Nukkad was another popular TV serial telecast on Doordarshan during late 1980s. This was a show about the activities of a lower income suburban locality and the hardships they faced. Matching with an India that was urbanising, this show saw a lot of people identifying with the different colourful characters and could relate to their problems. Each episode was based on an everyday issue that often revolved around one or two specific characters at Nukkad. At the end of their day, members of the group met at Kaderbhai’s tea shop and talk about their day. Some of the characters from this show, like ‘Guru – the leader’, ‘Khopdi – the chronic drunkard’, ‘and ‘Gupta Seth – shop keeper’ became memorable. The first run aired for 40 episodes and each of them dealt with different everyday issues and concentrated on one or two of the main characters. Every episode ended either on a happy note or on a sad note, but what made each episode endearing was that it was true. People could see the reflection of their life, their issues in there. Subsequently there were attempts to revive the show, but nothing could match the magic of the original.
If there was one show that fascinated both the young and the old alike, that was Malgudi Days! It was based on the short stories and novels of renowned author R. K. Narayan such as “Swami and Friends” and “The Vendor of Sweets”. Directed by the late Kannada director, Shankar Nag, the series was shot near Agumbe in Karnataka. The main story, “Swami and Friends” revolved around the life of a ten-year old boy Swaminathan (Chamy), living in a fictitious town of Malgudi. Swami hates school and prefers to roam around the town with his two best friends, Mani and Rajam. The story also included the day-to-day travails of the people in the town in general. The serial’s titles were showcased with beautiful sketches by Narayan’s brother and acclaimed cartoonist, R. K. Laxman along with the immensely hummable tune, “Taa naa na, tana nana naa…” Doordarshan aired 39 episodes of Malgudi Days in its first season.
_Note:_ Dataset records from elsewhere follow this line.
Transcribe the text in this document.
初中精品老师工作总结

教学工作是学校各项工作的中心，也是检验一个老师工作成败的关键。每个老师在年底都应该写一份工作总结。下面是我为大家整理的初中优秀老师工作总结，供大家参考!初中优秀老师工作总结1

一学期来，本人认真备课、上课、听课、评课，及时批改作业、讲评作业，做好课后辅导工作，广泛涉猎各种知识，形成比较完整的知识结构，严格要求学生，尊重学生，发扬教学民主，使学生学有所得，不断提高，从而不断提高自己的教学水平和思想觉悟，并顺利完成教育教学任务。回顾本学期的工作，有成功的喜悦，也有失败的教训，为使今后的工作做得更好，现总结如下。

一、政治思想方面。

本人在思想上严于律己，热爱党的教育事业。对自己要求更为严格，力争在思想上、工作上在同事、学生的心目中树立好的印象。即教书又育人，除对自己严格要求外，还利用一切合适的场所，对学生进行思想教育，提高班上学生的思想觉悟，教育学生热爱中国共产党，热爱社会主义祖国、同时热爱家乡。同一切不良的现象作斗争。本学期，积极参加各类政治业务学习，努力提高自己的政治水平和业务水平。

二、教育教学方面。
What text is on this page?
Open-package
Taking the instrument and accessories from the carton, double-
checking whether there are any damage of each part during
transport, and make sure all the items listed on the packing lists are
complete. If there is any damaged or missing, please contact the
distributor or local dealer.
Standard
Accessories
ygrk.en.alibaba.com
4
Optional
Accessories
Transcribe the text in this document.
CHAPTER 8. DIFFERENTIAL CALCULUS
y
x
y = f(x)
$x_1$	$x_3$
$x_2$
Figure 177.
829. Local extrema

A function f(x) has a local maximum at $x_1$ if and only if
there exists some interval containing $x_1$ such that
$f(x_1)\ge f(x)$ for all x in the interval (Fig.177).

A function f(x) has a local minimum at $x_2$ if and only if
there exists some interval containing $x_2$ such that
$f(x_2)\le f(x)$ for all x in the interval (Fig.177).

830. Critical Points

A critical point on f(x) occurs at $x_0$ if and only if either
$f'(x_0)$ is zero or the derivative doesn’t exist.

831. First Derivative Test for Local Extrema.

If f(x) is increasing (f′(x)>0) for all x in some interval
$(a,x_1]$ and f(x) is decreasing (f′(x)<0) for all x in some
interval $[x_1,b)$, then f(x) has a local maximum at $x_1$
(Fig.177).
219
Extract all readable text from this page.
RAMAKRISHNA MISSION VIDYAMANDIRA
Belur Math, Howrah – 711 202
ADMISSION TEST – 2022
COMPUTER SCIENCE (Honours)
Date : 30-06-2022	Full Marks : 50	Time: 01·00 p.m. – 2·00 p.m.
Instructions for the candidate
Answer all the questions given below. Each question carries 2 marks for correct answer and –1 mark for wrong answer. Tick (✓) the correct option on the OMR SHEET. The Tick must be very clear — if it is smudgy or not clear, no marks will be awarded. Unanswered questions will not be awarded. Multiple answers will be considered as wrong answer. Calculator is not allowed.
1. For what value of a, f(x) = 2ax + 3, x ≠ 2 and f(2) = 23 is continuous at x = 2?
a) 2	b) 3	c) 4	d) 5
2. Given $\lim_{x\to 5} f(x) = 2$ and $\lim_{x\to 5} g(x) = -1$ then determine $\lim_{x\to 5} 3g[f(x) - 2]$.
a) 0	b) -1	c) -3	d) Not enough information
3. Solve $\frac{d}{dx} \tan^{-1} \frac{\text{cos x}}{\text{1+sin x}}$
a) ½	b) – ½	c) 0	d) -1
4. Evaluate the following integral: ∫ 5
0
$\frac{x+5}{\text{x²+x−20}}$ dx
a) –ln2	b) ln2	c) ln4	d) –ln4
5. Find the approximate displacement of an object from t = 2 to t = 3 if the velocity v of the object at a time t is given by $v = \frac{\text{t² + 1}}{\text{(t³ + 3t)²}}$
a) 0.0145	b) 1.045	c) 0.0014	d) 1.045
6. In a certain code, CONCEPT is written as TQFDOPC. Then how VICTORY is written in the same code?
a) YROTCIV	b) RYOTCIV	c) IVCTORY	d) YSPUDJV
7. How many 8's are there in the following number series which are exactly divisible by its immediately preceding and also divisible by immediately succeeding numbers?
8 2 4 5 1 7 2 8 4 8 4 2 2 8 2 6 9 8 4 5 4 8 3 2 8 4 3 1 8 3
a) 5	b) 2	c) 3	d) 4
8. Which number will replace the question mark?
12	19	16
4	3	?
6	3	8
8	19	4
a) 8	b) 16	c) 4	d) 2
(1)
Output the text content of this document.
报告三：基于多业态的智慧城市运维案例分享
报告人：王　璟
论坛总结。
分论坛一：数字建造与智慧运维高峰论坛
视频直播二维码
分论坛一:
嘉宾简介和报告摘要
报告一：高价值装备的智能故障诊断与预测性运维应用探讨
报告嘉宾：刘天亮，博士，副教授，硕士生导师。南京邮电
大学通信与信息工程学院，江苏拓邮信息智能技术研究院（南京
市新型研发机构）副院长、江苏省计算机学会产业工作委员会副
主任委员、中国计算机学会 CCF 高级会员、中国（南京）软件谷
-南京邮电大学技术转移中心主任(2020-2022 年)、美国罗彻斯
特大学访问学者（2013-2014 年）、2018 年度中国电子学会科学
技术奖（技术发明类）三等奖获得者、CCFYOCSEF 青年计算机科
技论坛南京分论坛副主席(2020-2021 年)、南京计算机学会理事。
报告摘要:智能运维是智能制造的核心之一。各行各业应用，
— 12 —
The show is running even today on Doordarshan and is aired every Saturday morning at 10am. The appeal of this series lay in its simple and realistic look; and the children, of course, couldn’t wait to see what mischief Swami got into next!
This was the first mythological epic TV series that gained incredible popularity in 1987-88 when 78 episodes were aired on Doordarshan. The series directed by Ramanand Sagar, was a TV adaptation of the great Hindu religious epic and was based on “Ramcharitmanas” written by Tulsidas. The Limca Book of World Records claims it to be “the world’s most viewed mythological serial”. Being a country of God fearing people brought up on mythological stories, Ramayan was bound to attract immense appeal by bringing these mythological characters to life. Incidentally, Doordarshan officials were initially sceptical about the response for such a serial and wondered if it would breed an atmosphere of communalism. But they were in for a surprise when Ramayan achieved such a popularity level due to which daily life used to come to a standstill on a Sunday morning when hordes of people gathered around the closest available TV set. Arun Govil and Deepika Chikhalia who played the roles of Ram and Sita were revered as demigods where ever they went!